> 20 mars 2023
Dans le domaine de la lutte contre les mauvaises odeurs, il existe différentes stratégies plus ou moins subtiles, plus ou moins douces, plus ou moins radicales. La technique la plus extrême consiste à bloquer la sécrétion de sueur (celle-ci étant source de mauvaises odeurs) ; ce sont les sels d’aluminium qui sont recrutés à cette fin. Bof, Bof ! Autre technique, plus malicieuse pour éviter les odeurs corporelles, aseptiser la peau (les bactéries qui dégradent les composés de la sueur ne pourront plus nuire olfactivement parlant), équilibrer le microbiote (en faisant le vœu pieux de conserver les « bonnes » bactéries et de tuer les bactéries à l’origine des odeurs), capter les mauvaises odeurs à l’aide de molécules capables d’établir des liaisons chimiques avec les molécules malodorantes,1 permettant ainsi de les rendre inodores ou bien couvrir les mauvaises odeurs avec un parfum (cette dernière option n’est pas forcément à classer dans les moyens subtils !). Dans la catégorie des molécules désodorisantes, capables de transformer les molécules volatiles en composés non volatils, on peut trouver le ricinoléate de zinc, un sel métallique d’acide gras. Encore peu utilisé, ce sel de zinc mériterait d’être mieux connu.

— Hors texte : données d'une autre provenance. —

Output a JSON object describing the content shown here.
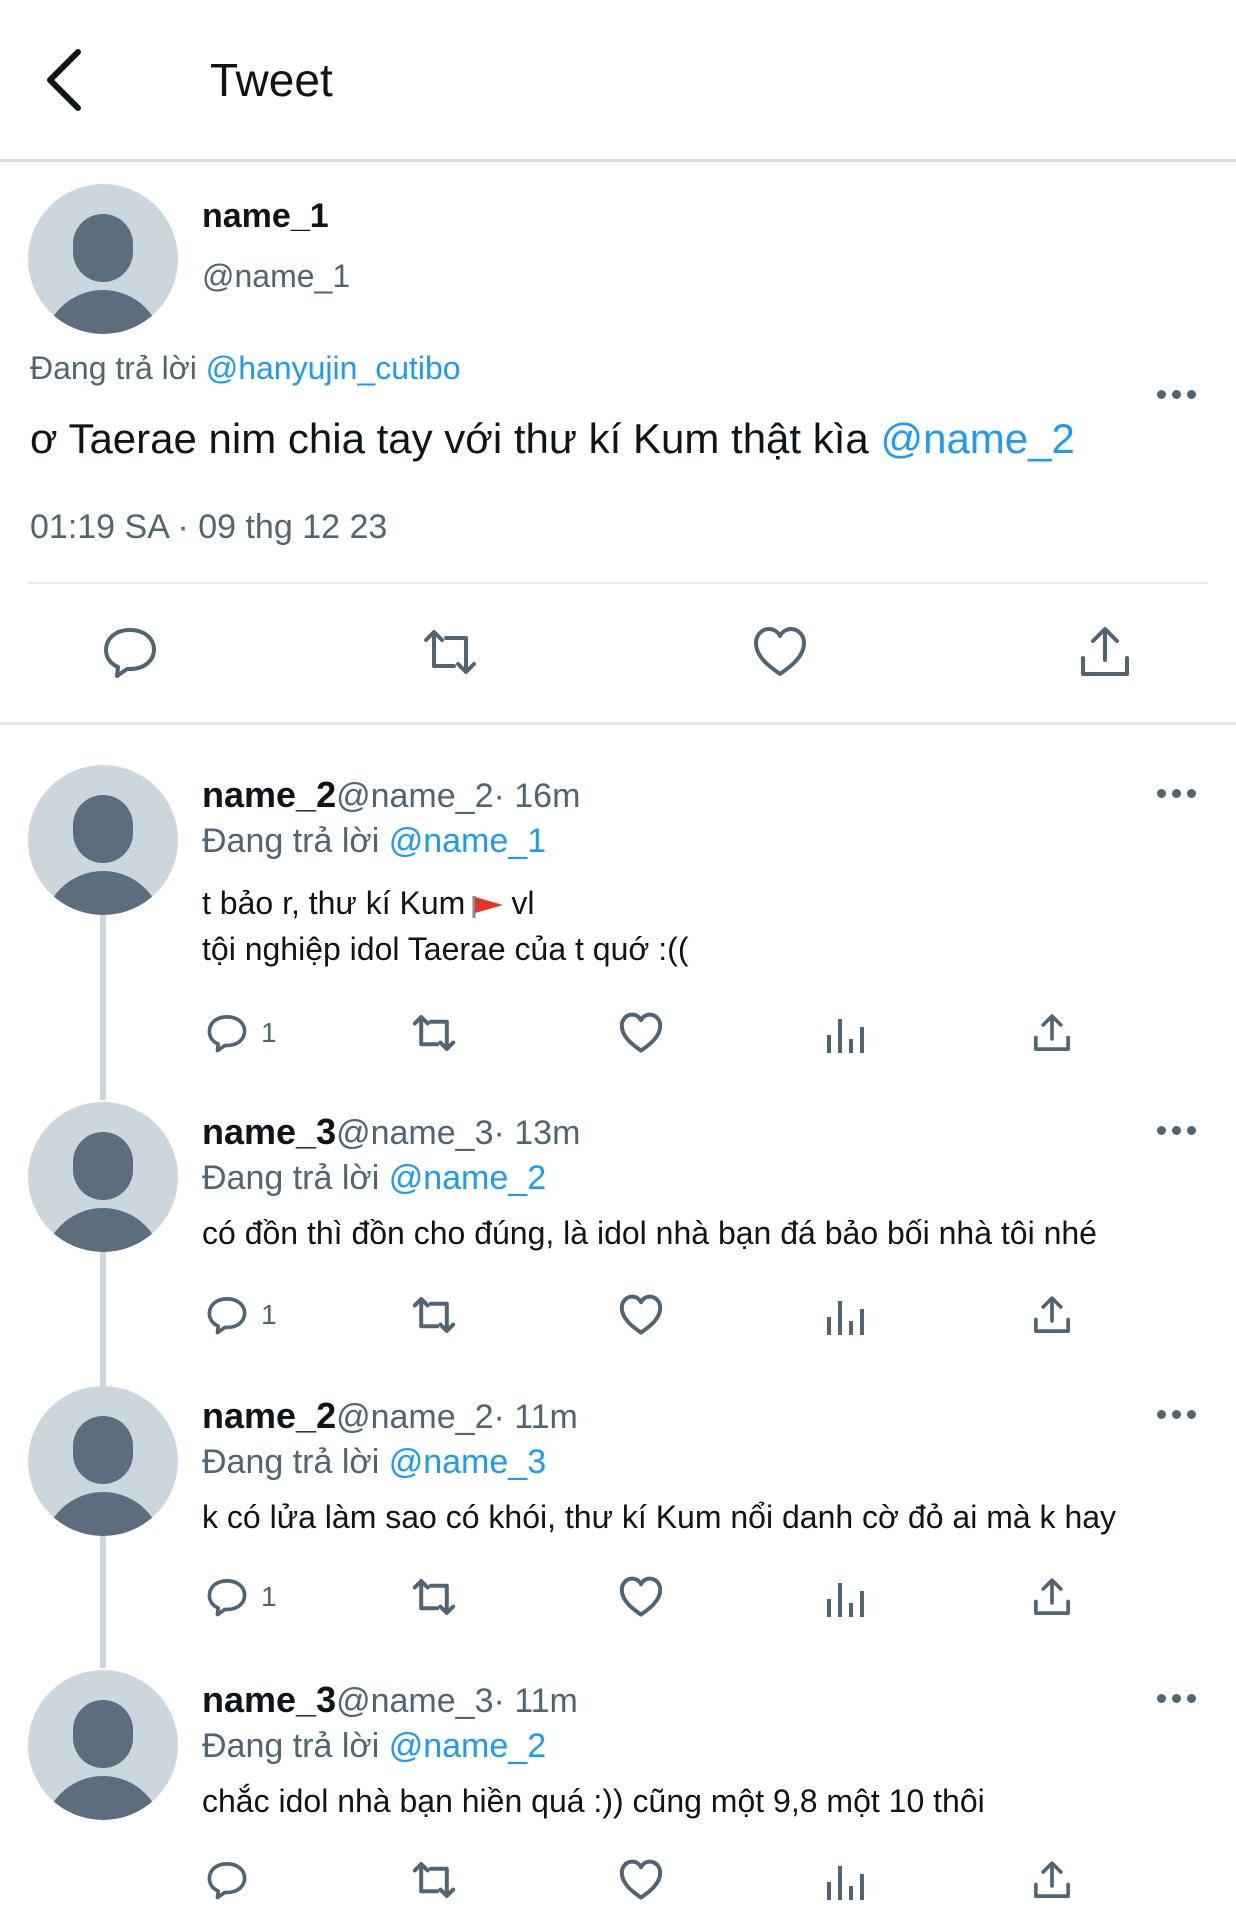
{
  "header": {
    "title": "Tweet"
  },
  "main_tweet": {
    "name": "name_1",
    "handle": "@name_1",
    "replying_label": "Đang trả lời",
    "replying_to": "@hanyujin_cutibo",
    "text": "ơ Taerae nim chia tay với thư kí Kum thật kìa",
    "mention": "@name_2",
    "meta": "01:19 SA · 09 thg 12 23",
    "actions": [
      "reply-icon",
      "retweet-icon",
      "like-icon",
      "share-icon"
    ]
  },
  "replies": [
    {
      "name": "name_2",
      "handle": "@name_2",
      "time": "· 16m",
      "replying_label": "Đang trả lời",
      "replying_to": "@name_1",
      "lines": [
        "t bảo r, thư kí Kum",
        "vl",
        "tội nghiệp idol Taerae của t quớ :(("
      ],
      "emoji": "red-flag-icon",
      "reply_count": "1"
    },
    {
      "name": "name_3",
      "handle": "@name_3",
      "time": "· 13m",
      "replying_label": "Đang trả lời",
      "replying_to": "@name_2",
      "lines": [
        "có đồn thì đồn cho đúng, là idol nhà bạn đá bảo bối nhà tôi nhé"
      ],
      "reply_count": "1"
    },
    {
      "name": "name_2",
      "handle": "@name_2",
      "time": "· 11m",
      "replying_label": "Đang trả lời",
      "replying_to": "@name_3",
      "lines": [
        "k có lửa làm sao có khói, thư kí Kum nổi danh cờ đỏ ai mà k hay"
      ],
      "reply_count": "1"
    },
    {
      "name": "name_3",
      "handle": "@name_3",
      "time": "· 11m",
      "replying_label": "Đang trả lời",
      "replying_to": "@name_2",
      "lines": [
        "chắc idol nhà bạn hiền quá :)) cũng một 9,8 một 10 thôi"
      ],
      "reply_count": ""
    }
  ],
  "colors": {
    "link": "#1d9bf0",
    "muted": "#536471",
    "avatar_bg": "#ccd6dd",
    "avatar_fg": "#5c6e7e"
  }
}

Cette huile (ricinus communis oil)2 est une huile composée de 2 % d’acide palmitique, de 16 % d’acides stéarique, oléique et linoléique et de... 82 % d’acide ricinoléique. Cet acide gras est obtenu industriellement par saponification,3 puis traitement par une solution aqueuse de sulfate de zinc.4 Voilà pour son mode d’obtention.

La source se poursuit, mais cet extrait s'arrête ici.